Dengan demikian tersisa dua pendapat dan
pendapat ketigalah yang lebih kuat. Hal ini dikarenakan adanya dalil
tentang pengecualian larangan bagi jema’ah haji tamattu’
(berihrom untuk ‘umroh di bulan-bulan haji, setelah selesai kemudian
tinggal di Makkah sampai datangnya waku pelaksanaan haji dengan ihrom
yang baru) yang tidak mendapatkan hadyu (hewan ternak yang dibawa jema’ah haji ke Baitul Haram untuk disembelih).
‘Aisyah dan Ibnu ‘Umar mengatakan: “Tidak ada diberikan keringanan untuk berpuasa di hari tasyrik kecuali bagi jema’ah haji yang tidak mendapatkan hadyu”. (HR Bukhory)
Kemudian dalil yang menunjukkan pengecualian ini adalah firman Alloh Ta’ala:
فَمَن تَمَتَّعَ بِالْعُمْرَةِ إِلَى
الْحَجِّ فَمَا اسْتَيْسَرَ مِنَ الْهَدْىِ فَمَن لَّمْ يَجِدْ فَصِيَامُ
ثَلاثَةِ أَيَّامٍ فِى الْحَجِّ وَسَبْعَةٍ إِذَا رَجَعْتُم
“Barangsiapa yang melakukan tamattu’ dengan ‘umroh sebelum haji maka dia (wajib) menyembelih hadyu yang mudah didapat. Barangsiapa yang tidak mendapatkannya maka dia berpuasa tiga hari di hari-hari haji serta tujuh hari setelah kalian kembali” (QS Al-Baqoroh 196)

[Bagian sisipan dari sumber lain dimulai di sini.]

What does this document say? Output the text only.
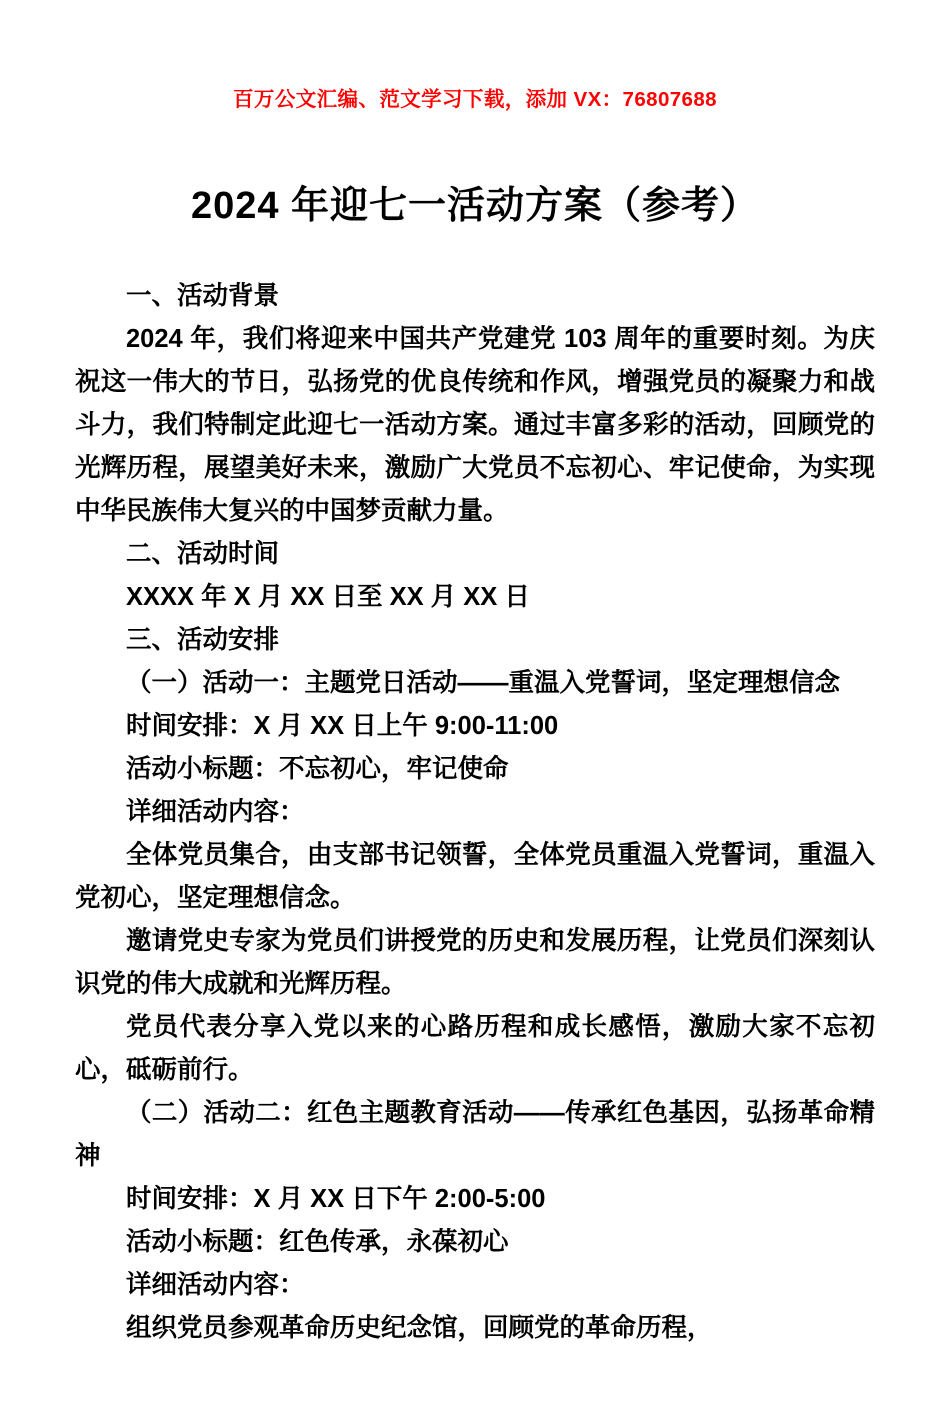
百万公文汇编、范文学习下载，添加 VX：76807688
2024 年迎七一活动方案（参考）

一、活动背景

2024 年，我们将迎来中国共产党建党 103 周年的重要时刻。为庆祝这一伟大的节日，弘扬党的优良传统和作风，增强党员的凝聚力和战斗力，我们特制定此迎七一活动方案。通过丰富多彩的活动，回顾党的光辉历程，展望美好未来，激励广大党员不忘初心、牢记使命，为实现中华民族伟大复兴的中国梦贡献力量。

二、活动时间

XXXX 年 X 月 XX 日至 XX 月 XX 日

三、活动安排

（一）活动一：主题党日活动——重温入党誓词，坚定理想信念

时间安排：X 月 XX 日上午 9:00-11:00

活动小标题：不忘初心，牢记使命

详细活动内容：

全体党员集合，由支部书记领誓，全体党员重温入党誓词，重温入党初心，坚定理想信念。

邀请党史专家为党员们讲授党的历史和发展历程，让党员们深刻认识党的伟大成就和光辉历程。

党员代表分享入党以来的心路历程和成长感悟，激励大家不忘初心，砥砺前行。

（二）活动二：红色主题教育活动——传承红色基因，弘扬革命精神

时间安排：X 月 XX 日下午 2:00-5:00

活动小标题：红色传承，永葆初心

详细活动内容：

组织党员参观革命历史纪念馆，回顾党的革命历程，
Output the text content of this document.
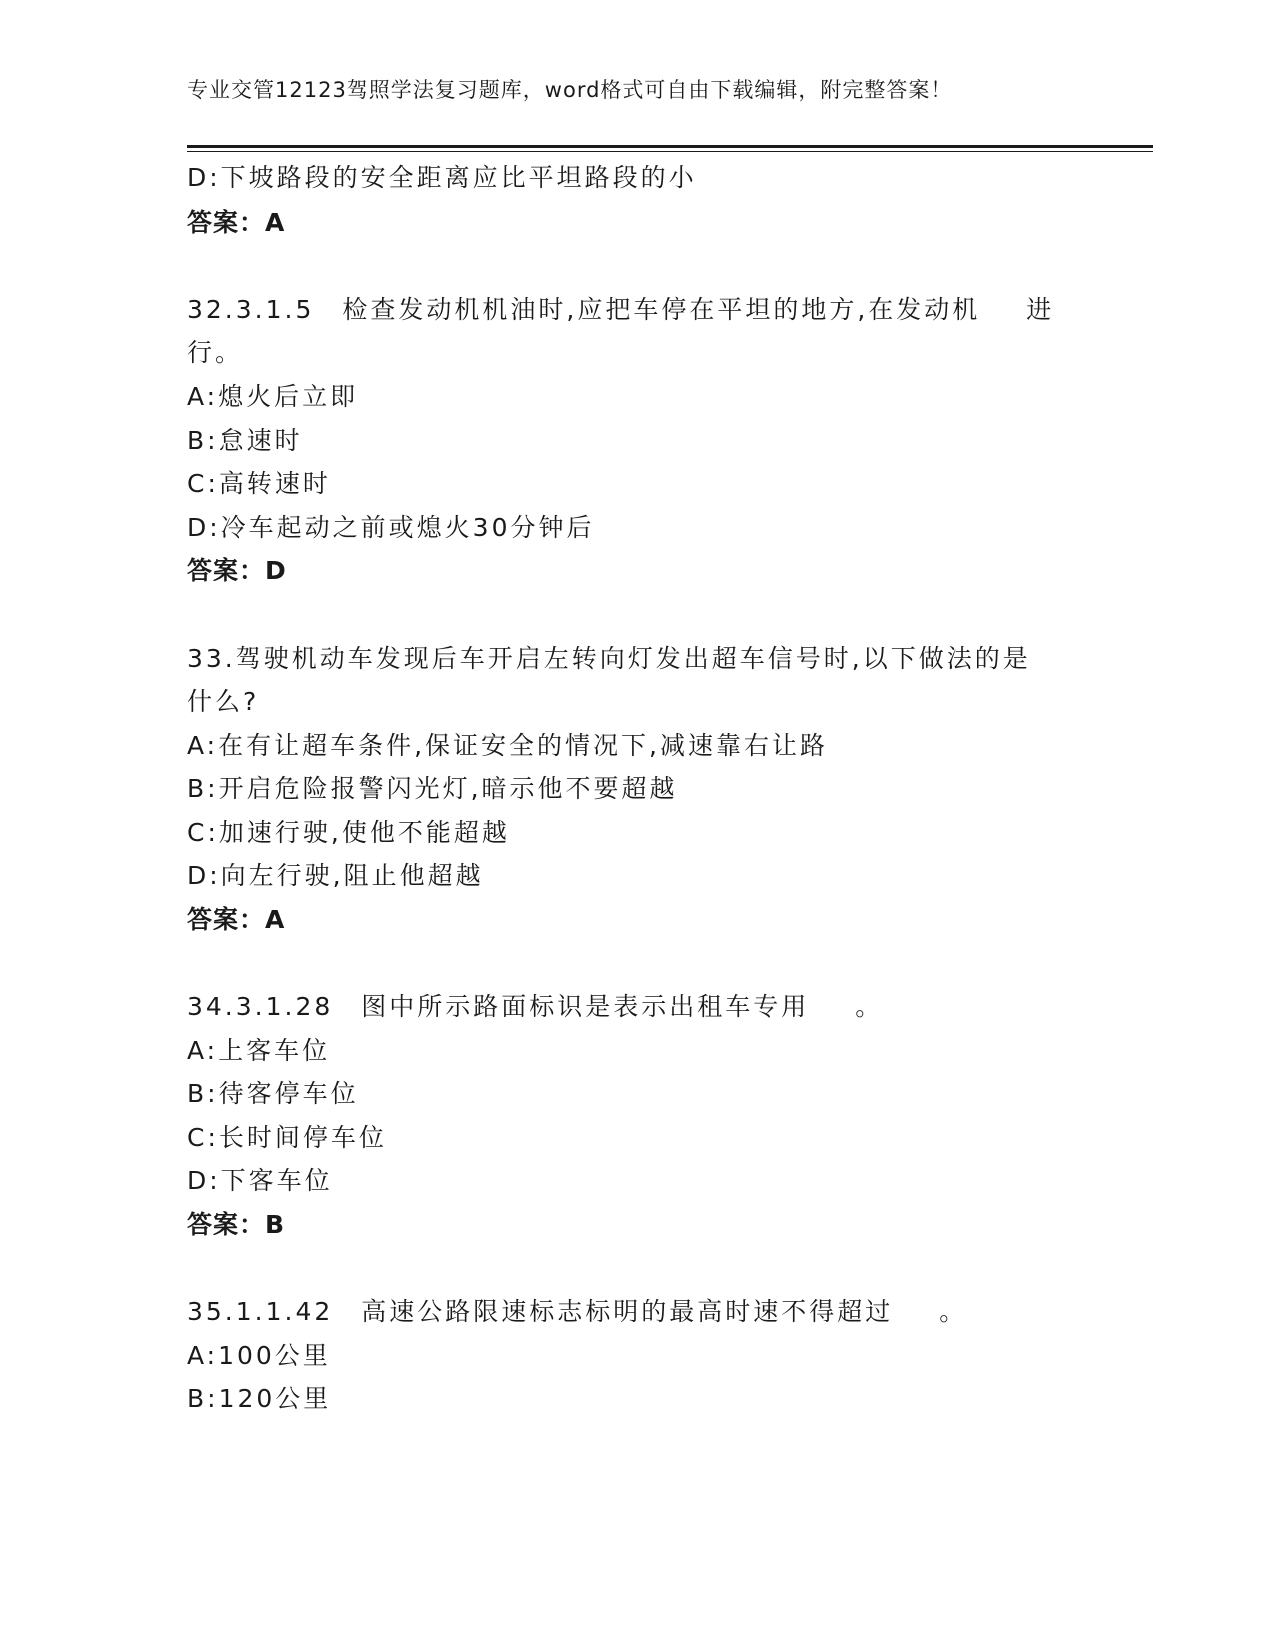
专业交管12123驾照学法复习题库，word格式可自由下载编辑，附完整答案！
D:下坡路段的安全距离应比平坦路段的小
答案：A
32.3.1.5　检查发动机机油时,应把车停在平坦的地方,在发动机 进
行。
A:熄火后立即
B:怠速时
C:高转速时
D:冷车起动之前或熄火30分钟后
答案：D
33.驾驶机动车发现后车开启左转向灯发出超车信号时,以下做法的是
什么?
A:在有让超车条件,保证安全的情况下,减速靠右让路
B:开启危险报警闪光灯,暗示他不要超越
C:加速行驶,使他不能超越
D:向左行驶,阻止他超越
答案：A
34.3.1.28　图中所示路面标识是表示出租车专用 。
A:上客车位
B:待客停车位
C:长时间停车位
D:下客车位
答案：B
35.1.1.42　高速公路限速标志标明的最高时速不得超过 。
A:100公里
B:120公里
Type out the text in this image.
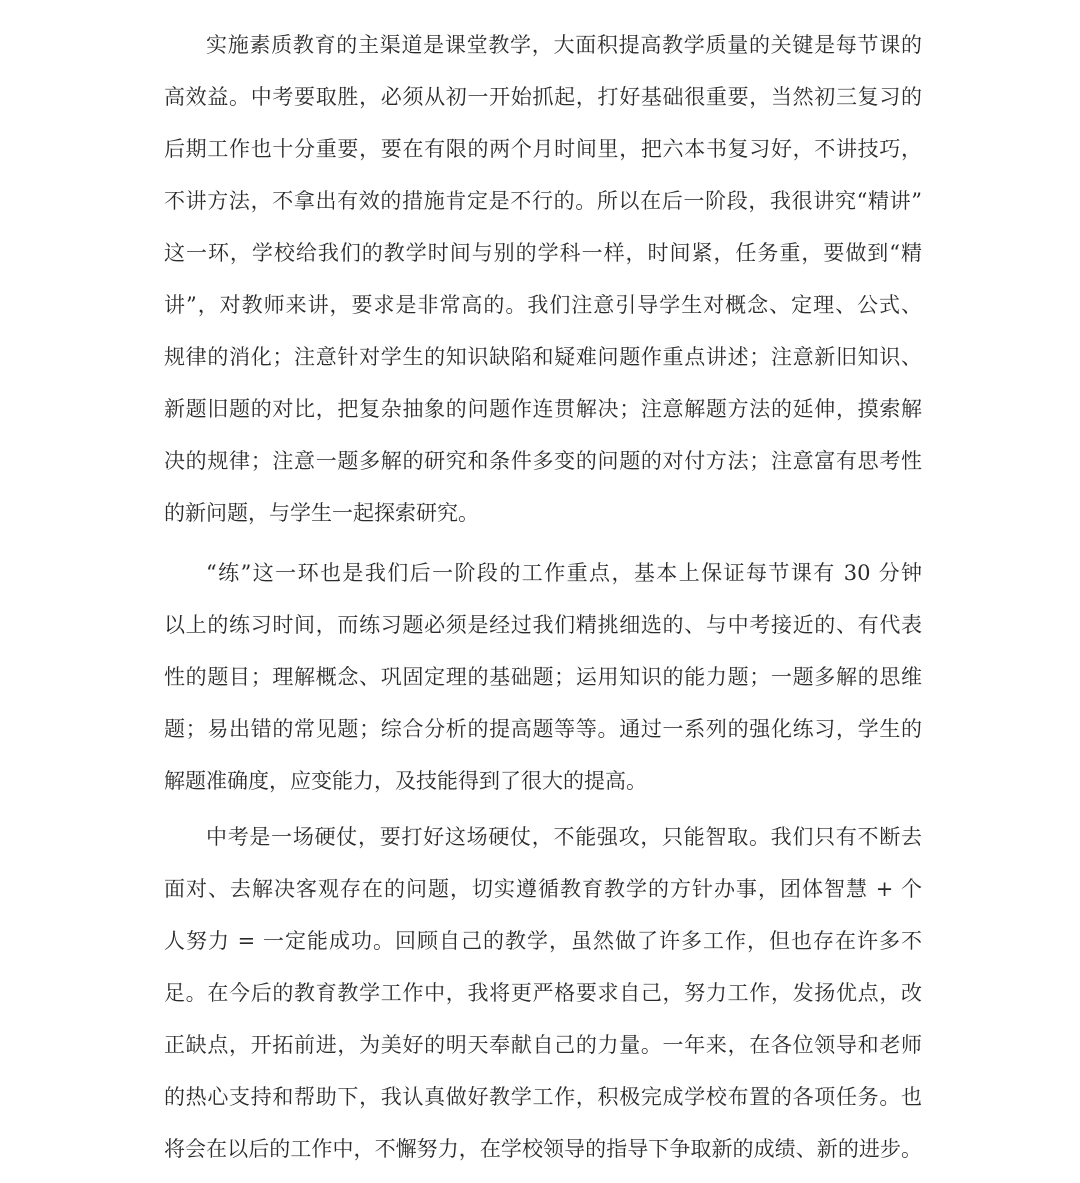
实施素质教育的主渠道是课堂教学，大面积提高教学质量的关键是每节课的
高效益。中考要取胜，必须从初一开始抓起，打好基础很重要，当然初三复习的
后期工作也十分重要，要在有限的两个月时间里，把六本书复习好，不讲技巧，
不讲方法，不拿出有效的措施肯定是不行的。所以在后一阶段，我很讲究“精讲”
这一环，学校给我们的教学时间与别的学科一样，时间紧，任务重，要做到“精
讲”，对教师来讲，要求是非常高的。我们注意引导学生对概念、定理、公式、
规律的消化；注意针对学生的知识缺陷和疑难问题作重点讲述；注意新旧知识、
新题旧题的对比，把复杂抽象的问题作连贯解决；注意解题方法的延伸，摸索解
决的规律；注意一题多解的研究和条件多变的问题的对付方法；注意富有思考性
的新问题，与学生一起探索研究。
“练”这一环也是我们后一阶段的工作重点，基本上保证每节课有 30 分钟
以上的练习时间，而练习题必须是经过我们精挑细选的、与中考接近的、有代表
性的题目；理解概念、巩固定理的基础题；运用知识的能力题；一题多解的思维
题；易出错的常见题；综合分析的提高题等等。通过一系列的强化练习，学生的
解题准确度，应变能力，及技能得到了很大的提高。
中考是一场硬仗，要打好这场硬仗，不能强攻，只能智取。我们只有不断去
面对、去解决客观存在的问题，切实遵循教育教学的方针办事，团体智慧 + 个
人努力 = 一定能成功。回顾自己的教学，虽然做了许多工作，但也存在许多不
足。在今后的教育教学工作中，我将更严格要求自己，努力工作，发扬优点，改
正缺点，开拓前进，为美好的明天奉献自己的力量。一年来，在各位领导和老师
的热心支持和帮助下，我认真做好教学工作，积极完成学校布置的各项任务。也
将会在以后的工作中，不懈努力，在学校领导的指导下争取新的成绩、新的进步。
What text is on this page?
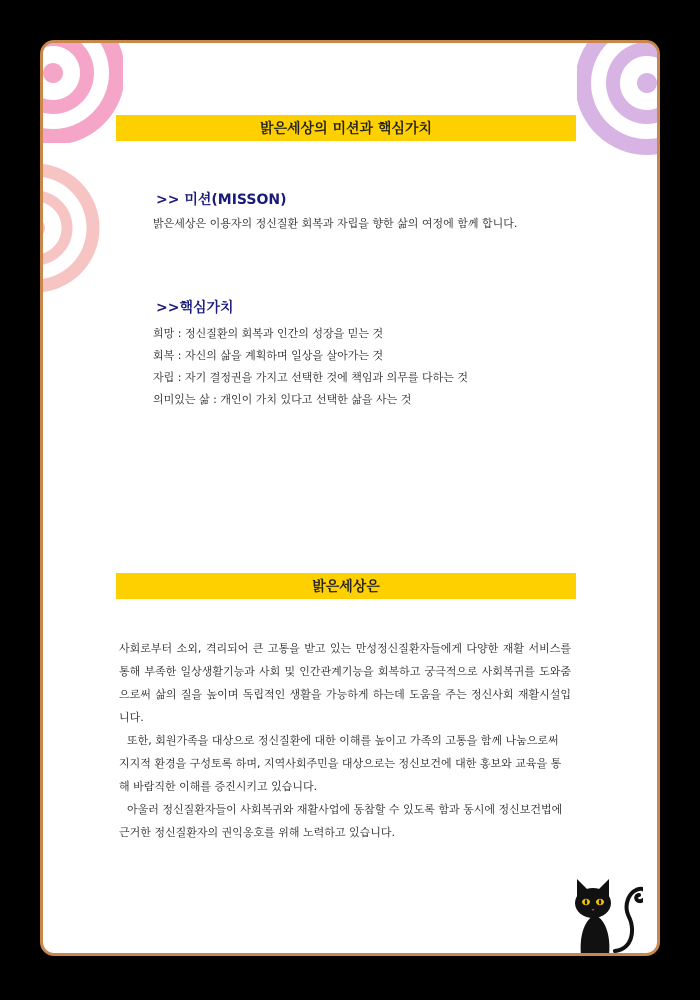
밝은세상의 미션과 핵심가치
>> 미션(MISSON)
밝은세상은 이용자의 정신질환 회복과 자립을 향한 삶의 여정에 함께 합니다.
>>핵심가치
희망 : 정신질환의 회복과 인간의 성장을 믿는 것
회복 : 자신의 삶을 계획하며 일상을 살아가는 것
자립 : 자기 결정권을 가지고 선택한 것에 책임과 의무를 다하는 것
의미있는 삶 : 개인이 가치 있다고 선택한 삶을 사는 것
밝은세상은

사회로부터 소외, 격리되어 큰 고통을 받고 있는 만성정신질환자들에게 다양한 재활 서비스를 통해 부족한 일상생활기능과 사회 및 인간관계기능을 회복하고 궁극적으로 사회복귀를 도와줌으로써 삶의 질을 높이며 독립적인 생활을 가능하게 하는데 도움을 주는 정신사회 재활시설입니다.

또한, 회원가족을 대상으로 정신질환에 대한 이해를 높이고 가족의 고통을 함께 나눔으로써 지지적 환경을 구성토록 하며, 지역사회주민을 대상으로는 정신보건에 대한 홍보와 교육을 통해 바람직한 이해를 증진시키고 있습니다.

아울러 정신질환자들이 사회복귀와 재활사업에 동참할 수 있도록 함과 동시에 정신보건법에 근거한 정신질환자의 권익옹호를 위해 노력하고 있습니다.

Ibnul Qishor Rahimahulloh mengatakan: “Tidak ada perselisihan di kalangan ulama bahwa ayat ini turun pada hari Tarwiyah,
yaitu tanggal delapan Dzulhijjah. Maka diketahui bahwa boleh bagi
mereka untuk puasa pada hari-hari tersebut (hari-hari tasyrik) karena
yang tersisa dari sepuluh hari pertama dzulhijjah hanya tanggal delapan
dan sembilan. Sementara tanggal delapan –hari dimana turun ayat- tidak
sah puasa ketika itu karena orang yang tidak punya hady (ketika
ayat itu turun –pent) harus berniat puasa sejak malamnya. Adapun
tanggal sepuluh maka itu adalah hari An-Nahr (Iedul Adha) tidak boleh
puasa padanya menurut ijma’. Sehingga diketahui bahwasanya mereka berpuasa setelah hari itu [Syarh Shohih Al-Bukhory karya Ibnu Bathtol 4/138]
Di tanggal delapan atau sembilan tersebut masih ada kesempatan bagi orang tersebut untuk mencari hadyu (jika dia memiliki uang untuk itu) karena kewajiban penyembelihan hadyu
adalah pada ‘Iedul Adha. Apabila pada penghujung tanggal sembilan dia
tidak bisa mendapatnya maka hanya tersisa kemungkinan hari tasyrik untuk
puasa yang tiga hari tersebut. [Lihat: Syarh Shohih Al-Bukhory karya Ibnu Bathtol 4/137-138, Fathul ‘Allam karya Syaikh Muhammad Hizam 719-720]
wallohu a’lamu bish showwab
ditulis: Abu Ja’far Al-Harits Al-Andalasy -Saddadahulloh-
Darul Hadits Dammaj, Yaman -Harosahulloh-
Darul Hadits Dammaj, Yaman -Harosahulloh-
سبحنك وبحمدك لا إله إلا أنت أستغفرك وأتوب إليك
[1] Hadits Shohih sesuai syarat Imam Muslim
[2] Makna Tasyrik adalah pemotong-motongan daging.
[3] Derajatnya hasan
[4] Hadits shohih. Dishohihkan para ulama terdahulu maupun belakangan seperti Ibnu Hajar, Al-Albany, Muhammad Hizam dll
[5] Sanadnya Shohih
[6]
Hadits shohih sesuai dengan syarat Imam Muslim. Dishohihkan para ulama
terdahulu maupun belakangan seperti Al-Hakim, Adz-Dzahabi, Al-Albany dll
[7]
Sengaja kita tidak memulai dengan penyebutan rincian perselisihan yang
panjang dalam masalah puasa di hari tasyrik untuk menyingkat pembahasan.
Insyalloh sebagian poin-poin perselisihan yang penting akan
lewat penyebutannya, dan rasanya penjelasan yang diberikan dapat
menjawab pendapat-pendapat yang menyelesihinya Wallohu a’lam bish showab.